Alienasi memiliki beberapa dimensi, yang akan digunakan dalam melihat sistem perburuhan melalui outsourcing.
Pertama, buruh teralienasi dari aktivitas produktif, dalam pengertian bahwa buruh tidak bekerja untuk memenuhi kebutuhan mereka, melainkan mereka bekerja untuk kapitalis. Kedua, buruh teralienasi dari produk hasil kerja mereka. Buruh tidak memiliki hak untuk memiliki produk hasil produksi mereka, karena produk tersebut hak milik kapitalis. Ketiga, buruh teralienasi dari sesama pekerja. Keempat, buruh tealienasi dari kemanusiaan mereka sendiri, hal ini dikarenakan kerja tidak lagi menjadi transformasi dan pemenuhan sifat dasar manusia (Ritzer dan Gidden, 2008 : 56-57). Selain demensi alienasi akan dilihat juga nilai surplus dari mekanisme outsourcing. Nilai surplus muncul sebagai akibat dari eksploitasi dan dominasi dari kapitalisme tidak hanya sekedar distribusi kesejahteraan dan kekuasan yang tidak seimbang. Paksaan tidak dianggap sebagai kekerasan, malah dianggap sebagai kebutuhan pekerja itu sendiri yang hanya bisa dipenuhi melalui upah. Nilai surplus merupakan nilai lebih yang dihasilkan oleh buruh dalam bekerja. Seorang buruh yang mampu menghasilkan suatu produksi dalam waktu beberapa jam untuk mencapai targetan pokok, dan sisa waktunya adalah nilai surplus bagi kapitalis untuk mendapatkan produk tanpa imbalan ke faktor produksi yaitu buruh. Hak-hak tersebut diambil alih oleh kapitalis, Marx menyebut rasio antara kerja yang diperlukan dan kerja surplus sebagai tingkat nilai surplus atau tingkat pemerasan (Anthony Gidden, 2007 : 61).
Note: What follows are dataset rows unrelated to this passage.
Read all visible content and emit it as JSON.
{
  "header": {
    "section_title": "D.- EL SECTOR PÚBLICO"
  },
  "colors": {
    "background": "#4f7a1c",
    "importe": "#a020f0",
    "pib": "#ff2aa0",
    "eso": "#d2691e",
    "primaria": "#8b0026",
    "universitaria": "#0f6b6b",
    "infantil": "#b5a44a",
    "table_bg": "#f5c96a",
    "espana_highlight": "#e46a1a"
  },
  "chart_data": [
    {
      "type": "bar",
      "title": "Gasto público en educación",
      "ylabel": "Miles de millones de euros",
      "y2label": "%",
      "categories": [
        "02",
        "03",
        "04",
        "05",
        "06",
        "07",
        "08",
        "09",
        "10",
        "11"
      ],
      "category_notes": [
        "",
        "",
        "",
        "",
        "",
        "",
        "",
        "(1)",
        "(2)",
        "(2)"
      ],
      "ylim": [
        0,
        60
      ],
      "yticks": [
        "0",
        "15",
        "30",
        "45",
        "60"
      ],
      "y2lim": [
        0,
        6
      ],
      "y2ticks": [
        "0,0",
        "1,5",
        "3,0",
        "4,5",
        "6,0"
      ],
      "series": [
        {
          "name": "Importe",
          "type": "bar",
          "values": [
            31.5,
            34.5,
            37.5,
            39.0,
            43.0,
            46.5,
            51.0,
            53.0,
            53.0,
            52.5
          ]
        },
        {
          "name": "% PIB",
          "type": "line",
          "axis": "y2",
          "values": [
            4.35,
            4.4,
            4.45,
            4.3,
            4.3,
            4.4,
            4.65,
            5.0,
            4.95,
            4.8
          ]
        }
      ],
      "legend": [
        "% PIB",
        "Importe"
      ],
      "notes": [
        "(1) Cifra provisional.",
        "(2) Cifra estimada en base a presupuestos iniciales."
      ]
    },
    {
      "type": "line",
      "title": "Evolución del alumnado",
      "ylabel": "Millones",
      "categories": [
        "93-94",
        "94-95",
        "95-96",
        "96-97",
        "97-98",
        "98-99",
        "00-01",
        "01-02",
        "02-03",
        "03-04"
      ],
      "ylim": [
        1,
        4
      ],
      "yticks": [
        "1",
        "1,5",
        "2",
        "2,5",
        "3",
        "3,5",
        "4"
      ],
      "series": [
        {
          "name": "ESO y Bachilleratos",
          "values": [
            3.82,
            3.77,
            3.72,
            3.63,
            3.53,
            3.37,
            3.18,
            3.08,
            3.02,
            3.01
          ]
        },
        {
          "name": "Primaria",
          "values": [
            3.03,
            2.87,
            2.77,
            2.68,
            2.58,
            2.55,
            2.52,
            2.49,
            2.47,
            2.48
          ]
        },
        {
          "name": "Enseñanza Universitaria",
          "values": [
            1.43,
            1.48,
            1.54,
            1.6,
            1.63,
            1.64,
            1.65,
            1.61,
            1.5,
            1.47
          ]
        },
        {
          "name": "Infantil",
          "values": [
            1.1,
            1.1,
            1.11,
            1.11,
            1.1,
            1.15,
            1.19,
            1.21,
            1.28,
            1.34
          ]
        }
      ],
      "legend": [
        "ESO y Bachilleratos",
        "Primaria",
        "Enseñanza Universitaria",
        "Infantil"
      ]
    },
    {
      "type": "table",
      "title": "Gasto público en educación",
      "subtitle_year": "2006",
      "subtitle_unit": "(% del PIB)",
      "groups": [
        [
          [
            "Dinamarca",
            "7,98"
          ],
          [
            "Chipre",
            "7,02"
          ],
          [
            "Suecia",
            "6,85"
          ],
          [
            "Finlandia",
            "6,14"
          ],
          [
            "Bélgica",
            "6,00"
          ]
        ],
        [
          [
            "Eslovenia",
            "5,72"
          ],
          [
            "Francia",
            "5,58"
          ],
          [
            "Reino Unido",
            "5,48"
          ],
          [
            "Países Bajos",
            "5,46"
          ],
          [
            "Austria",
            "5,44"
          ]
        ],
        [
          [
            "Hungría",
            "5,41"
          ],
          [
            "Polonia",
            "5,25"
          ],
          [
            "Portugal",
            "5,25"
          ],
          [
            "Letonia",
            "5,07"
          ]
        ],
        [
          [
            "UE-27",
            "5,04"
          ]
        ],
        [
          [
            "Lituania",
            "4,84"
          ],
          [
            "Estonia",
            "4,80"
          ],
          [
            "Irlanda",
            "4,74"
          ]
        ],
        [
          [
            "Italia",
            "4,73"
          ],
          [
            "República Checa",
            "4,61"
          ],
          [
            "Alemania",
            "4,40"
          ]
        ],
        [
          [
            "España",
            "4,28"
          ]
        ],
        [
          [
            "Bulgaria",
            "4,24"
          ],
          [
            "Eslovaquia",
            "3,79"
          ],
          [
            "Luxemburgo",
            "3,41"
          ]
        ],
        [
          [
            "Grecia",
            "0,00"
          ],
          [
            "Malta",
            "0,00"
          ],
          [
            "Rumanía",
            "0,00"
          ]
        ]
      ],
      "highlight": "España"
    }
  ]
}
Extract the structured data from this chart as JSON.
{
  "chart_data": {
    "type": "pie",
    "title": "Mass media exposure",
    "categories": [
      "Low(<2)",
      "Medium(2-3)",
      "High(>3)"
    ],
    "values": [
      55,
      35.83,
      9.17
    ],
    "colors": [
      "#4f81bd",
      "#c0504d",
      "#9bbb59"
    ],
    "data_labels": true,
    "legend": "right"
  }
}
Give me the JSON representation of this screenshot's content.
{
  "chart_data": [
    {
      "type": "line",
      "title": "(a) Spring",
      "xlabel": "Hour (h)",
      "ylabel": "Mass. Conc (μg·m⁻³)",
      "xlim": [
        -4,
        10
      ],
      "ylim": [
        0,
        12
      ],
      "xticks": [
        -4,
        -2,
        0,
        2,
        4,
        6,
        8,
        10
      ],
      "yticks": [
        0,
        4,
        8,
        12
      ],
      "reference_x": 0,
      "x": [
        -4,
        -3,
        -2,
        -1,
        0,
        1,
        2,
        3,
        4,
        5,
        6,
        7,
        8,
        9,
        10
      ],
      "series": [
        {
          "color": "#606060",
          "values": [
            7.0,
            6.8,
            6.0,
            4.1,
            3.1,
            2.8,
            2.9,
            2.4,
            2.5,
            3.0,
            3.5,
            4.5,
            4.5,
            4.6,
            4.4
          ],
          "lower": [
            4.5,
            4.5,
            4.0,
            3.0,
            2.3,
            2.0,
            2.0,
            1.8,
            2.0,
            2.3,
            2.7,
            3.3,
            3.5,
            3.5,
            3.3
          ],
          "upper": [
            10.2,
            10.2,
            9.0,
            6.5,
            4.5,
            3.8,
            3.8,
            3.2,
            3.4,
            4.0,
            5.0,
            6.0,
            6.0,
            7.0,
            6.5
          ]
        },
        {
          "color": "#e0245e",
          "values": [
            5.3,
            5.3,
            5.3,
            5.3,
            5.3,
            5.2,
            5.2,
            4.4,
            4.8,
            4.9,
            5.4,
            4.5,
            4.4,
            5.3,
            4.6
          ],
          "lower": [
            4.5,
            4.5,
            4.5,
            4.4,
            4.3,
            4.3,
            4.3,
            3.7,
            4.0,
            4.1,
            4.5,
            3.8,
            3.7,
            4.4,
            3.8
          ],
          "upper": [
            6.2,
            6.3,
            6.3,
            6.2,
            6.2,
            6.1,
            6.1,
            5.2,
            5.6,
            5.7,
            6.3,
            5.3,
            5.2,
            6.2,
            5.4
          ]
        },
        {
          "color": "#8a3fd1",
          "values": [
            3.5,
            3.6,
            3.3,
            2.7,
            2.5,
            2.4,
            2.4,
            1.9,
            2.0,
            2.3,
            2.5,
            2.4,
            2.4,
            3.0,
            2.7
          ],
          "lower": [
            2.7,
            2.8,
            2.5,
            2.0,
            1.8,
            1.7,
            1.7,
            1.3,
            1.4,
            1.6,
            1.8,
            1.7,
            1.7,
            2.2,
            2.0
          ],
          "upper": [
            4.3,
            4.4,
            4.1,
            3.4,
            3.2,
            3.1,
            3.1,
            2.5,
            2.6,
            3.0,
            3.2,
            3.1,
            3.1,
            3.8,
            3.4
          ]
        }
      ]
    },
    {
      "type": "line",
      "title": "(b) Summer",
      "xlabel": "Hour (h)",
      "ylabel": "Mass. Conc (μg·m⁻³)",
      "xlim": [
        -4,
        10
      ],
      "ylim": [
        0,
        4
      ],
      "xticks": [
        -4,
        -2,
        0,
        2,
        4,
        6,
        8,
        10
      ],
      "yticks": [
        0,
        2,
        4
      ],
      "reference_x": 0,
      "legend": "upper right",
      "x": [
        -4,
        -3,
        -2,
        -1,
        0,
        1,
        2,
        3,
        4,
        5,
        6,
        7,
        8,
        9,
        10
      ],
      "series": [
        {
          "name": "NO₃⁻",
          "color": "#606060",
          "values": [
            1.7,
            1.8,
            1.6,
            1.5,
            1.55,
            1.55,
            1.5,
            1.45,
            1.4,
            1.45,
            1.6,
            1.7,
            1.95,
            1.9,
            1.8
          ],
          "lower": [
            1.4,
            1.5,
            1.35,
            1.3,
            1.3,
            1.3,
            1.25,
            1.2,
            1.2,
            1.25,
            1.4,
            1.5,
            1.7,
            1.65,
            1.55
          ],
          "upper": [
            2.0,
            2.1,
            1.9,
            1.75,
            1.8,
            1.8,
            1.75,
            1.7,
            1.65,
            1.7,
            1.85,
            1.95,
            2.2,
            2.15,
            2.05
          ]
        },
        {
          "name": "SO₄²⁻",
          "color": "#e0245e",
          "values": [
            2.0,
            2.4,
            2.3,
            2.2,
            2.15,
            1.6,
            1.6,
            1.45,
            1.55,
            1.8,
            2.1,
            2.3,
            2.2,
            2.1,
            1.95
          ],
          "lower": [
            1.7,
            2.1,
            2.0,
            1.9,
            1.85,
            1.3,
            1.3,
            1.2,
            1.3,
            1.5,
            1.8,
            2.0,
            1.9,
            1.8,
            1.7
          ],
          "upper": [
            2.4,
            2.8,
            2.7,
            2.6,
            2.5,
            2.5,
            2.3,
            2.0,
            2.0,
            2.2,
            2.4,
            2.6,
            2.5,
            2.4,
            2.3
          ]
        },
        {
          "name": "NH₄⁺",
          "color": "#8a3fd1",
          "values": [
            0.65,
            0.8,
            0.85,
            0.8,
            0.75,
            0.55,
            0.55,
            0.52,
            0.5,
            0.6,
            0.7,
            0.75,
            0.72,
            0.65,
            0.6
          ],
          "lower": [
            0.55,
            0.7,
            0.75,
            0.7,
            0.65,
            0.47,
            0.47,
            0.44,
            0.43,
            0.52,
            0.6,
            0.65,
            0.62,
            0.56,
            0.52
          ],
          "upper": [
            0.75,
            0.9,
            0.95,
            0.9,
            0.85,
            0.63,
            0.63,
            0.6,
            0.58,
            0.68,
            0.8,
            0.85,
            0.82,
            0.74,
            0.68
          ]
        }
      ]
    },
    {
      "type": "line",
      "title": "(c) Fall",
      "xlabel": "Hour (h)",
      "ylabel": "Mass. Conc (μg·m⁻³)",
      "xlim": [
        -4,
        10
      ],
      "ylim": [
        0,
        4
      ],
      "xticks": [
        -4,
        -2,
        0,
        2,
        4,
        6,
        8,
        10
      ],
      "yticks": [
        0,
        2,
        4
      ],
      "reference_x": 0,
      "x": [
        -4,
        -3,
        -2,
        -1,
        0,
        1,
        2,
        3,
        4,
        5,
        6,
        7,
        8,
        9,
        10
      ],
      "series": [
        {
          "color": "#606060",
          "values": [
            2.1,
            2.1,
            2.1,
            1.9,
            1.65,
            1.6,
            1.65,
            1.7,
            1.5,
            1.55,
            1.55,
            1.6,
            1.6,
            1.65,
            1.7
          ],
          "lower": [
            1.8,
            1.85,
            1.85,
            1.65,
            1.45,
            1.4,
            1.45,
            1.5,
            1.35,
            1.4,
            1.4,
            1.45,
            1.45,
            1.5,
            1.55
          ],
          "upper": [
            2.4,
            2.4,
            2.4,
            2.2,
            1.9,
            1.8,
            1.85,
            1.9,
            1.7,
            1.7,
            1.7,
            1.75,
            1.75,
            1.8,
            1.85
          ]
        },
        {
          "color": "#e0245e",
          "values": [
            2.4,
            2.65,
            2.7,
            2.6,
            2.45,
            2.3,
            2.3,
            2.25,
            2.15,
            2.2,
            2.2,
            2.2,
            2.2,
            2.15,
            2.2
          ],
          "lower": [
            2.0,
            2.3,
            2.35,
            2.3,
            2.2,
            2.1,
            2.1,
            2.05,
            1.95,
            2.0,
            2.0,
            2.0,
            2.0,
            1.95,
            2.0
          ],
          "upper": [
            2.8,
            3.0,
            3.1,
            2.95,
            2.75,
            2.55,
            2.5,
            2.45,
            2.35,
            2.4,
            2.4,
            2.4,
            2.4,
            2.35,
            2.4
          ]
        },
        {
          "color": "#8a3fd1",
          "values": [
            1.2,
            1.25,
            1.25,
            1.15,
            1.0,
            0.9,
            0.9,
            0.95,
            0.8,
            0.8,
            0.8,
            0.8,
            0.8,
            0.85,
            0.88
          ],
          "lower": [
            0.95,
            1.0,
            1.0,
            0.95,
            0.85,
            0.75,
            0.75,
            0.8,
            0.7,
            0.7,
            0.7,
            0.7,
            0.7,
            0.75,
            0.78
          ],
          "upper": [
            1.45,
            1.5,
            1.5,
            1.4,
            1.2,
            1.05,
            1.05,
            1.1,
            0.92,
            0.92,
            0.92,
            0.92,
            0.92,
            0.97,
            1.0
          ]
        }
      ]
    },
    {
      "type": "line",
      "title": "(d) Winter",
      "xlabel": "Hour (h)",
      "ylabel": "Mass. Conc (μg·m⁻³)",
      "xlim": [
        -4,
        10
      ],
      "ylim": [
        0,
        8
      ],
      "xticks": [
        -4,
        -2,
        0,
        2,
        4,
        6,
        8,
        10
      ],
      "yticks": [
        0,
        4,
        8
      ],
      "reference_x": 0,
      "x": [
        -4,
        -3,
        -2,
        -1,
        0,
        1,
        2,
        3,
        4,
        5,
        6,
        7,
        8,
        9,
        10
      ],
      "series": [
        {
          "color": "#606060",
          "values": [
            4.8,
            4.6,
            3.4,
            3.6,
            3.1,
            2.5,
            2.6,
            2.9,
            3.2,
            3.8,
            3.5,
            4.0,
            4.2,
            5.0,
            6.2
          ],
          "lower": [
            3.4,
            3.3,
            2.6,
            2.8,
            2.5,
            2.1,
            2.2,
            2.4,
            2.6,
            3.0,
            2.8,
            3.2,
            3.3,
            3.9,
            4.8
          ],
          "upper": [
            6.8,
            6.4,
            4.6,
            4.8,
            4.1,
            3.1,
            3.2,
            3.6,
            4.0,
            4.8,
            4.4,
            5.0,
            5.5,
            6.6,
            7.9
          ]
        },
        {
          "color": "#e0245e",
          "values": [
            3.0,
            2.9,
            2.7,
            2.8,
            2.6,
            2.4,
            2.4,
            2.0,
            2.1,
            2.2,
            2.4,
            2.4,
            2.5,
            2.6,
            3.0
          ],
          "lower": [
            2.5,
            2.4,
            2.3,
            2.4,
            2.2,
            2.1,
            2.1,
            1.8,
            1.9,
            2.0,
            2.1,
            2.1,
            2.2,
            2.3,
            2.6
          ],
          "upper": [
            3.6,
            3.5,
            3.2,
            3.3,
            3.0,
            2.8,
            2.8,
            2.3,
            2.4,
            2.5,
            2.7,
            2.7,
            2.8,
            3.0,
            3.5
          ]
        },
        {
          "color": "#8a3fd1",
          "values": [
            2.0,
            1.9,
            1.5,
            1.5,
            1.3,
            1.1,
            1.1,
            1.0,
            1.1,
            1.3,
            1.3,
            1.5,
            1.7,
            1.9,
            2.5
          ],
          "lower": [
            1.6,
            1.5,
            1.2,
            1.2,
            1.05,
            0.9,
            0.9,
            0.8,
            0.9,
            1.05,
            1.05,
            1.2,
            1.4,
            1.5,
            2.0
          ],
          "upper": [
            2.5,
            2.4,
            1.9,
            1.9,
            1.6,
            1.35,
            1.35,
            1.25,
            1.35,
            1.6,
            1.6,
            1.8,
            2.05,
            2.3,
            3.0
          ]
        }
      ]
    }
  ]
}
Kedua pisau analisis tersebut akan menjadi acuan dalam analisis sistem perburuhan outsourcing. Dalam melihat outsoursingada dua pendekatan yaitu dari sisi perusahaan (penguasa modal) dan dari persfektif buruh. Persfektif dasar dengan landasan yang berbeda memberikan penafsiran yang juga berbeda pula. Praktek outsourcing merupakan gejala global yang dapat dipandang sebagai ikon dari globalisasi. Outsourcing merupakan bagian dari mekanisme pasar yang dimaksudkan untuk melakukan efisiensi dalam industri, tetapi dari sisi lain menimbulkan ketidakpastian kerja (Rekson Silaban, 2009 : 67). Kontroversi sistem outsourcing memunculkan perdebatan panjang antara pihak perusahaan dengan kaum buruh, salah satu diuntungkan dan yang lainnya dirugikan.

BAGIAN DUA ANALISIS DAN WACANA
2.1. Mekanisme Outsourcing Dalam Industri Di Indonesia.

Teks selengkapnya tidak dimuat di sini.